Director/Producer – Andrew Shortell, Screenplay – Lawrence Robinson, Photography – Shane Daly, Music – James Edward Barker, Visual Effects – Beach VFX (Supervisor – Gary E. Beach), Special Effects Supervisor – Martin Pryca, Makeup Effects – Brian Wade EFX Group, Inc, Production Design – David Baxa. Production Company – Green Card Pictures/International Production Company
Sara Foster (Roslyn Hanniger), Cary Elwes (Dr Irvin Clement), Gabriel Mann (Cole Hanniger), Michael Biehn (Detective Marling), Colleen Camp (Beth), Winter Avi Zoli (Emma), Susie Amy (Ann Marks)
Roslyn Hanniger takes a job filing patient documents at the about-to-be-closed St John’s hospital. Working at night, she is fearful at reports of the serial killer known as The Nighthawk prowling the streets. She befriends Dr Clement, a psychiatrist working several floors above. Her relationship with her husband Cole has become strained over her desire to have a baby and his not wanting to. She asks advice of Clement who pushes her past her reluctance to discuss the incident that had her placed in the hospital several years ago. At the same time, someone appears to be stalking her in the hospital, while suspicions indicate that Cole might be The Nighthawk.
Psych 9 was a directorial debut for Andrew Shortell who had previously made a couple of short films but has done nothing since. Despite being an unknown, Shortell has managed to assemble some moderately well-known names on the cast line-up.
The basic premise of Psych 9 is strongly reminiscent of the fine Danish thriller Nightwatch (1994) and its’ also worthwhile English-language remake Nightwatch (1998) about a young novice security guard working the nightshift at the morgue who finds sinister happenings occurring around the building and someone playing games on him. In both films, there is also a serial killer lurking in the background. The other film one kept being reminded of was Session 9 (2001), which was also set in an abandoned psychiatric institution and featured people on clean-up detail before arriving at a very similar twist ending.
In this regard, Psych 9, though familiar, holds interest for a time.

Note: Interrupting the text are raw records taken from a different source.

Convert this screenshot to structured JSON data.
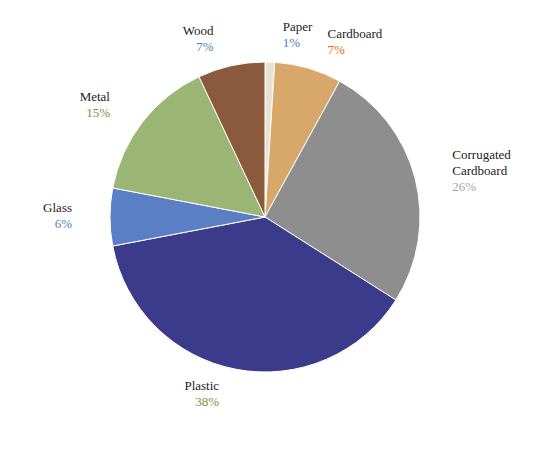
{
  "chart_data": {
    "type": "pie",
    "categories": [
      "Paper",
      "Cardboard",
      "Corrugated Cardboard",
      "Plastic",
      "Glass",
      "Metal",
      "Wood"
    ],
    "values": [
      1,
      7,
      26,
      38,
      6,
      15,
      7
    ],
    "value_labels": [
      "1%",
      "7%",
      "26%",
      "38%",
      "6%",
      "15%",
      "7%"
    ],
    "colors": [
      "#e9e2d4",
      "#d8a86a",
      "#8e8e8e",
      "#3c3a8a",
      "#5b7fc4",
      "#9bb574",
      "#8b5a3c"
    ],
    "data_labels": true
  }
}
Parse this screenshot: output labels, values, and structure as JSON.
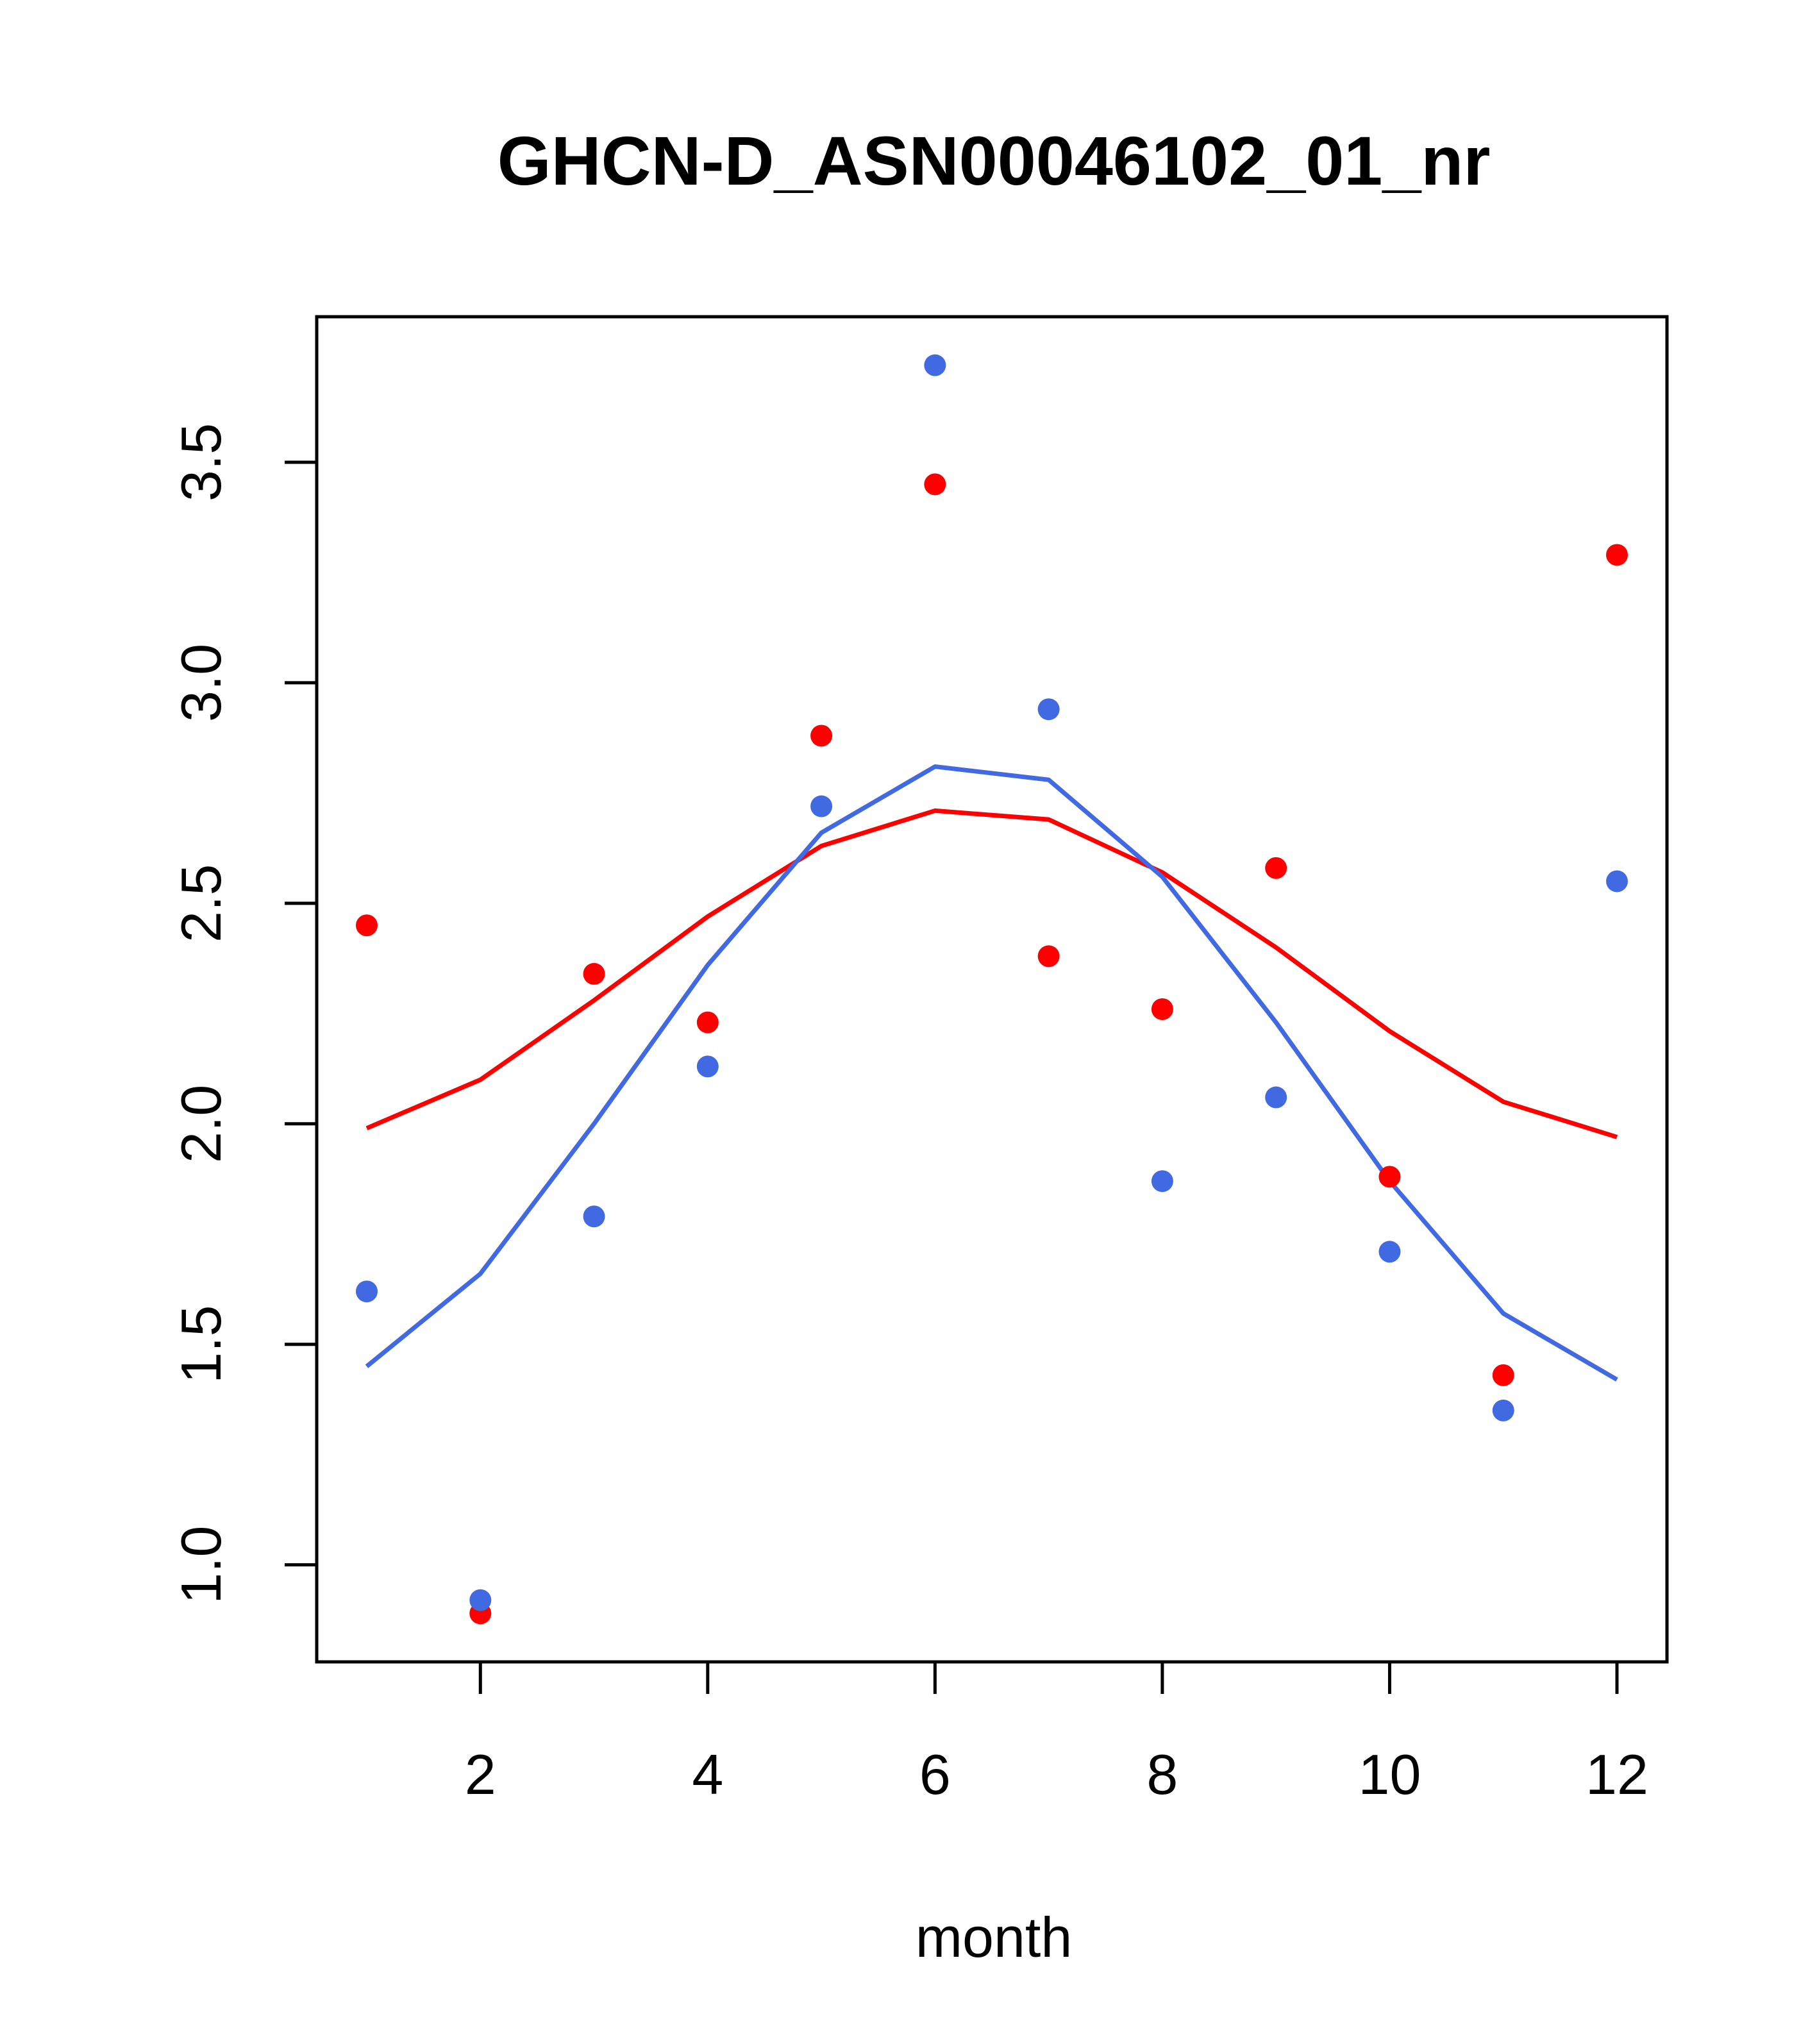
{
  "chart_data": {
    "type": "scatter",
    "title": "GHCN-D_ASN00046102_01_nr",
    "xlabel": "month",
    "ylabel": "",
    "xlim": [
      0.56,
      12.44
    ],
    "ylim": [
      0.78,
      3.83
    ],
    "x_ticks": [
      2,
      4,
      6,
      8,
      10,
      12
    ],
    "y_ticks": [
      1.0,
      1.5,
      2.0,
      2.5,
      3.0,
      3.5
    ],
    "x_tick_labels": [
      "2",
      "4",
      "6",
      "8",
      "10",
      "12"
    ],
    "y_tick_labels": [
      "1.0",
      "1.5",
      "2.0",
      "2.5",
      "3.0",
      "3.5"
    ],
    "grid": false,
    "x": [
      1,
      2,
      3,
      4,
      5,
      6,
      7,
      8,
      9,
      10,
      11,
      12
    ],
    "series": [
      {
        "color": "#ff0000",
        "points": [
          2.45,
          0.89,
          2.34,
          2.23,
          2.88,
          3.45,
          2.38,
          2.26,
          2.58,
          1.88,
          1.43,
          3.29
        ],
        "fit": [
          1.99,
          2.1,
          2.28,
          2.47,
          2.63,
          2.71,
          2.69,
          2.57,
          2.4,
          2.21,
          2.05,
          1.97
        ]
      },
      {
        "color": "#4169e1",
        "points": [
          1.62,
          0.92,
          1.79,
          2.13,
          2.72,
          3.72,
          2.94,
          1.87,
          2.06,
          1.71,
          1.35,
          2.55
        ],
        "fit": [
          1.45,
          1.66,
          2.0,
          2.36,
          2.66,
          2.81,
          2.78,
          2.56,
          2.23,
          1.87,
          1.57,
          1.42
        ]
      }
    ]
  }
}
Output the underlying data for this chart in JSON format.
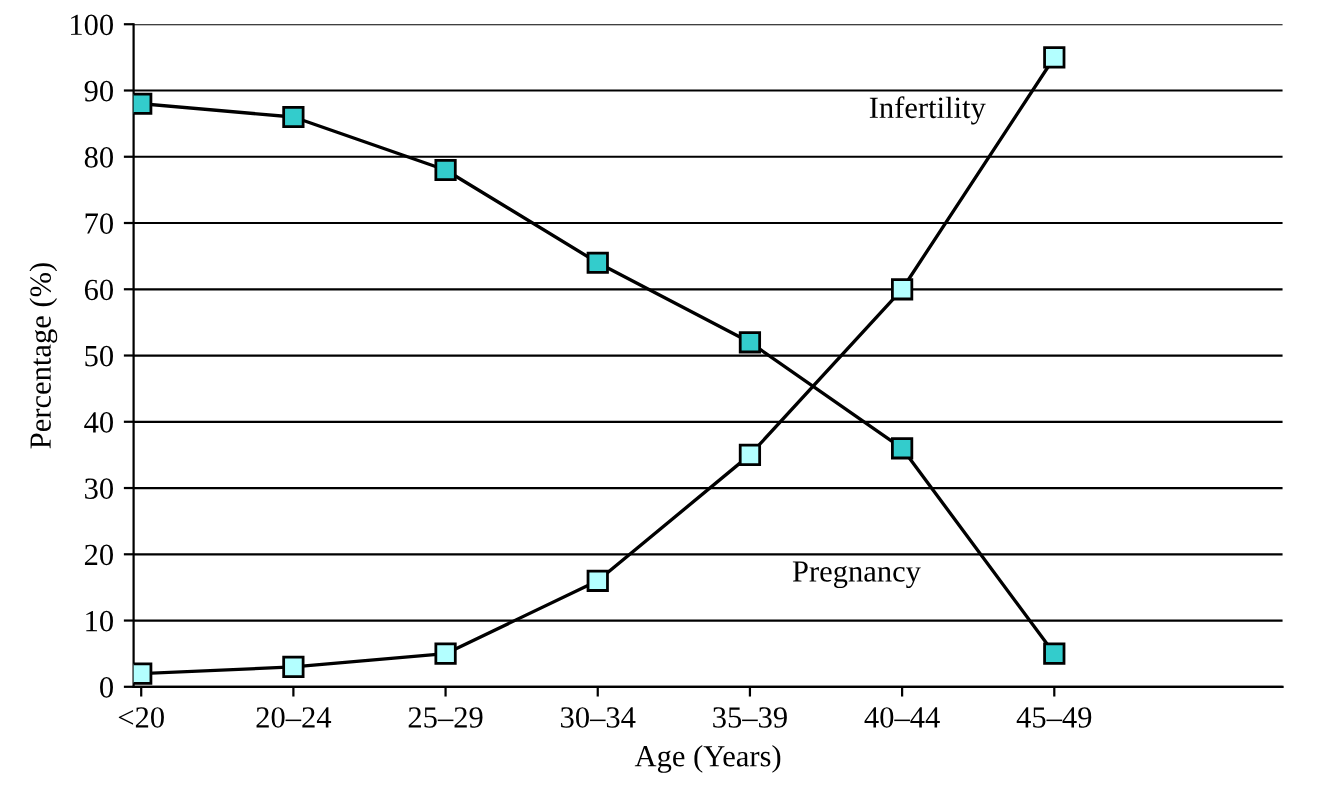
{
  "chart_data": {
    "type": "line",
    "xlabel": "Age (Years)",
    "ylabel": "Percentage (%)",
    "categories": [
      "<20",
      "20–24",
      "25–29",
      "30–34",
      "35–39",
      "40–44",
      "45–49"
    ],
    "series": [
      {
        "name": "Pregnancy",
        "color": "#33cccc",
        "values": [
          88,
          86,
          78,
          64,
          52,
          36,
          5
        ]
      },
      {
        "name": "Infertility",
        "color": "#b3ffff",
        "values": [
          2,
          3,
          5,
          16,
          35,
          60,
          95
        ]
      }
    ],
    "ylim": [
      0,
      100
    ],
    "yticks": [
      0,
      10,
      20,
      30,
      40,
      50,
      60,
      70,
      80,
      90,
      100
    ],
    "grid": "y",
    "marker": "square",
    "line_style": "solid",
    "legend": false
  }
}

It lines up a variety of supporting characters – Gabriel Mann as Sara Foster’s husband, Michael Biehn’s detective and Cary Elwes as the friendly psychiatrist – all of whom it serves to deflect suspicion onto, in between a series of flashbacks to past incidents and hints about the heroine’s troubled psychiatric history. This includes even making us wonder if Sara Foster herself is The Nighthawk. Everything vies between suspicion and uncertainty as to whether everything is being imagined, all of which is very familiar territory for this kind of film.
It leaves you hoping that Psych 9 is going to do something with the material and pull off an ending that is striking and original. Only it never does. [PLOT SPOILERS] The end revelation seems to give us the impression that Cary Elwes’s psychiatrist was imagined in Sara Foster’s head. A film with a big The Sixth Sense (1999) and Session 9-styled conceptual reversal twist ending needs to make its big aha moment stunningly clear and let us see how everything falls into sudden place. However, nothing in the revelation here is very clear. The film ends leaving us with no clear idea as to who The Nighthawk was, whether it was ‘Dr Clement’ or who. The epilogue gives us a now blonde Sara Foster settling in with a child in the crib and husband in the corner, along with the disquiet suggestion that things are bubbling away beneath this cosy picture of domesticity.